Americans have been tapping their equity from their homes for decades by taking out home equity loans, equity lines of credit or refinancing. When I was child growing up in the sixties, it was inappropriate for neighbors to talk about a second mortgage, because it meant that you mismanaged your money and the implications were always centered on financial trouble. Times have changed, because over 60% of homes purchased today include a second mortgage in the sales transaction.

If you are a homeowner, you have most likely received solicitations all the time to apply for a home equity loan or refinancing your second mortgage. Home equity loans can be efficient tools for financing home improvements and consolidating credit card debt. Home equity lines of credit can improve cash flow, and provide flexibility for investing. Having an equity line of credit secured to your property, can provide a safety net of cash reserves for family emergencies, or sudden investment opportunities. We suggest getting approved for a home equity loan when you need it least. What we mean by that is, “Don’t wait until you are late on your bills or when a close family member needs your help.” Rarely in life can you plan for investment opportunities, financial obstacles. Remember that mortgage lenders and banks can always get you a loan when you need it. For example, If you are late on your credit card bills and the banks report you late to the credit bureaus, there is a good chance that your credit scores have dropped, and you might not qualify for the home equity loan you need. The same is true, for if you stumble across a worthy investment.
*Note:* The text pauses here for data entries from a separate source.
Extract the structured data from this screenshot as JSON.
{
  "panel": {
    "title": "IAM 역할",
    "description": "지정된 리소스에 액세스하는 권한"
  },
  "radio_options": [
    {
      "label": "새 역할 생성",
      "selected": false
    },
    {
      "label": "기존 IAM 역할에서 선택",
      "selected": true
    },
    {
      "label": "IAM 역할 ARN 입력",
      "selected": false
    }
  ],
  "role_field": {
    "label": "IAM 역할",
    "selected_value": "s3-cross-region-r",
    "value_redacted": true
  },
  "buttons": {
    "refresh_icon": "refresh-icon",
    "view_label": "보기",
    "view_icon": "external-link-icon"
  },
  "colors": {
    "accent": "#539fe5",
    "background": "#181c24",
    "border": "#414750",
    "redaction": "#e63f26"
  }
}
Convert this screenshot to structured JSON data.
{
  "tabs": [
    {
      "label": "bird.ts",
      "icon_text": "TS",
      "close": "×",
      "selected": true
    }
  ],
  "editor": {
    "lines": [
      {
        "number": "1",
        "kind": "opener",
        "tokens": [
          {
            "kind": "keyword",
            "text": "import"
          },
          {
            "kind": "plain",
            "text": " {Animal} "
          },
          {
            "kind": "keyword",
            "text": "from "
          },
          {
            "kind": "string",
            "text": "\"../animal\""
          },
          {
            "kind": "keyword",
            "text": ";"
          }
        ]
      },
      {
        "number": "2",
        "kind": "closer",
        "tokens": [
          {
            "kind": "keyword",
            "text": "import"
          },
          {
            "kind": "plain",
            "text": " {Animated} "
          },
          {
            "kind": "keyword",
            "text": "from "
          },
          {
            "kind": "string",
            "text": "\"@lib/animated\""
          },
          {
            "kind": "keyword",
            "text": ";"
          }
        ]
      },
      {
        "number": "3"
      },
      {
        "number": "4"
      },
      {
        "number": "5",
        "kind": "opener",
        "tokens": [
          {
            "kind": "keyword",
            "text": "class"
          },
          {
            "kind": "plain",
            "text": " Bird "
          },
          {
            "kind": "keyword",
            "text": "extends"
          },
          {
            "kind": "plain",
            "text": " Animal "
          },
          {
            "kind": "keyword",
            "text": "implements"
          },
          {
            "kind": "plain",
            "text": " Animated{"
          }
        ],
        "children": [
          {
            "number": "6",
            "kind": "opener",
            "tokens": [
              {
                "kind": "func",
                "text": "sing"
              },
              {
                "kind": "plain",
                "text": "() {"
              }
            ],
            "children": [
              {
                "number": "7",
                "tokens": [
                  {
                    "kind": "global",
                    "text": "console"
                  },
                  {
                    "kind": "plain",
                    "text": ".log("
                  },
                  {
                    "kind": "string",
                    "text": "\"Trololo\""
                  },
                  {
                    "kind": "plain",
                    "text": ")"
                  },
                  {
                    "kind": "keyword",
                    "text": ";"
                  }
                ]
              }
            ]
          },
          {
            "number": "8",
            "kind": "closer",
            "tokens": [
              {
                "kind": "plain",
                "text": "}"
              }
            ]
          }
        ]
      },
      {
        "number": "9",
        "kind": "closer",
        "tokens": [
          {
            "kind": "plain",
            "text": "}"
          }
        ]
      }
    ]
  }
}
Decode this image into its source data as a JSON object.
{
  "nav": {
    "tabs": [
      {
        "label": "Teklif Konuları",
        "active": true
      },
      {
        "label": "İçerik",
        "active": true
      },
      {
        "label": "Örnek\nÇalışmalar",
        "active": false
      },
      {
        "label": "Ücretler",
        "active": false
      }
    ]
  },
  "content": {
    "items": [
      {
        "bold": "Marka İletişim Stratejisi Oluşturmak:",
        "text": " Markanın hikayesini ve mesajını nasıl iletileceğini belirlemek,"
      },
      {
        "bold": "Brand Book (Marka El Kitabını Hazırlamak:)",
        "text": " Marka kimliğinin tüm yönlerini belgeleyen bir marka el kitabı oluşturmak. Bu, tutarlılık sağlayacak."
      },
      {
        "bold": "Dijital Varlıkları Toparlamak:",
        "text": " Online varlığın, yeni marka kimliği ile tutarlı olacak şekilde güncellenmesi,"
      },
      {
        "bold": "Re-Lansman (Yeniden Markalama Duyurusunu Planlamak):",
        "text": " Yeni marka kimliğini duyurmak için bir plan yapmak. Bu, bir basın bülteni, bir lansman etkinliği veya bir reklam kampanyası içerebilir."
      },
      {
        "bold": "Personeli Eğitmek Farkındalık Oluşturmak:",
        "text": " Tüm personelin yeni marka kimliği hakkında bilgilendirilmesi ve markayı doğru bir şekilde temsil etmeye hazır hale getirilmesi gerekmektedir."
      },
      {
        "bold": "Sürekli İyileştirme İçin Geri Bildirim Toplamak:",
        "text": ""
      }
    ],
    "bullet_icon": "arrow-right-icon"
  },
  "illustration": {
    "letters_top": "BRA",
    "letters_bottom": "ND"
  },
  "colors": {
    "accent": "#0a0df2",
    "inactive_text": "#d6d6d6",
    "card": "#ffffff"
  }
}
Typically investments have a small window of opportunity, and by the time you get approved for a second mortgage, and actually close escrow, the opportunity may be gone.

There are three popular second mortgages that are worth considering.

1. Standard Fixed Rate Second Mortgage- This is your traditional lump sum 2nd loan that features a fixed interest rate and repayment terms that range between 15-30 years. Typically these loans have a 3 year pre-payment penalty that can be bought out in most cases if requested in advance to the loan closing. These 2nd mortgages are recommended for consolidating debt or helping with the down payment of a second home. With these loans each payment you make will go towards paying down the principal and the interest. (125% combined loan to value)

2. Home Equity Line of Credit- This 2nd mortgage is a revolving line of credit similar to a credit card, but interest is deductible to 100% of your homes’ value. The best thing about home equity lines is that you only pay interest when you access cash. If you never touch the line, then you never have a payment due. Home equity lines have variable interest rates and the payments start out low with because, only the interest is due each month during the initial 10-year draw period. This is a very popular short-term finance vehicle for home improvement projects and construction. Once the project is completed people will typically refinance the loan into a fixed rate mortgage loan. We recommend this type of home equity financing for establishing reserves in cases of emergency or investment opportunity. (100% combined loan to value)

3. Home Equity Loan Hybrid- This home equity loan boasts of a fixed interest rate with the ability to make interest only payments for the draw period that is usually 5 or 10 years. These home equity loans have fixed interest for the life of the loan, but they allow you to make a minimum payment of just the interest if you choose. The hybrid equity loans usually require high credit scores, but ask your loan officer about the underwriting guidelines, because the program criteria may change. . (100% combined loan to value)

In summary, don’t wait until the last minute to get approved for a home equity loan. If you really don’t know what you will need, then remember the home equity line will cost you nothing each month if you never use it. Talk to your loan officer, and discuss whether or not you will be doing a full documentation loan, or stated income loan. This will determine whether or not you will need to submit your W2′s and pay-stubs with your loan application. Discuss the interest rates and closing costs for each home equity loan option. Takes a few minutes and review the “good faith estimate” with your loan officer, so you feel good about taking out a loan against your home. Don’t wait for the interest rate to go up any more, and get approved for the second mortgage that gives you flexibility today and access to cash tomorrow when you really need it.